The School Library Journal finds this book, for high school readers and adults, to be a crackerjack addition to this series:

... Suspense builds as all treasure hunters approach dangerous ground, where they meet for a thrilling climax. Drawing on a real-life airline disaster, Hopi legends, and current forensic science, this is a crackerjack addition to the Chee/Leaphorn mysteries. Fine leisure reading from a master of the form.-Starr E. Smith, Fairfax County Public Library, VA Copyright 2005 Reed Business Information.

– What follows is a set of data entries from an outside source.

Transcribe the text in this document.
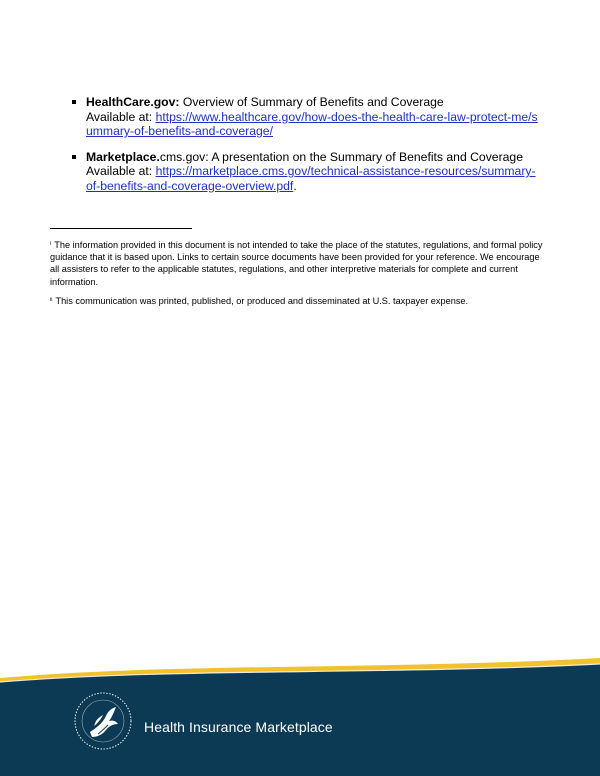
HealthCare.gov: Overview of Summary of Benefits and Coverage
Available at: https://www.healthcare.gov/how-does-the-health-care-law-protect-me/summary-of-benefits-and-coverage/
Marketplace.cms.gov: A presentation on the Summary of Benefits and Coverage
Available at: https://marketplace.cms.gov/technical-assistance-resources/summary-of-benefits-and-coverage-overview.pdf.

$^i$ The information provided in this document is not intended to take the place of the statutes, regulations, and formal policy guidance that it is based upon. Links to certain source documents have been provided for your reference. We encourage all assisters to refer to the applicable statutes, regulations, and other interpretive materials for complete and current information.

$^{ii}$ This communication was printed, published, or produced and disseminated at U.S. taxpayer expense.

Health Insurance Marketplace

Bookmarks Magazine finds this novel disappointing compared to others in the series, and not enough suspense:

Hillerman, whose crime fiction bespeaks of Native Americans’ rich history, once again mines the Southwest for a story that intricately links tribal mysticism, desert landscapes, and contemporary culture. Devoted readers will find the usual mix of compelling characters, including a Paiute mystic, a Hopi, and the Skeleton Man (the Death Kachina, whose myth Hillerman brings up to date). Though Hillerman is a first-class storyteller, critics agree Skeleton Man is not his best. Leaphorn (he is, after all, retired) takes a back seat to the bad guys. The 1956 airline disaster provides for an excellent story, but it has too many loose ends— and too little suspense.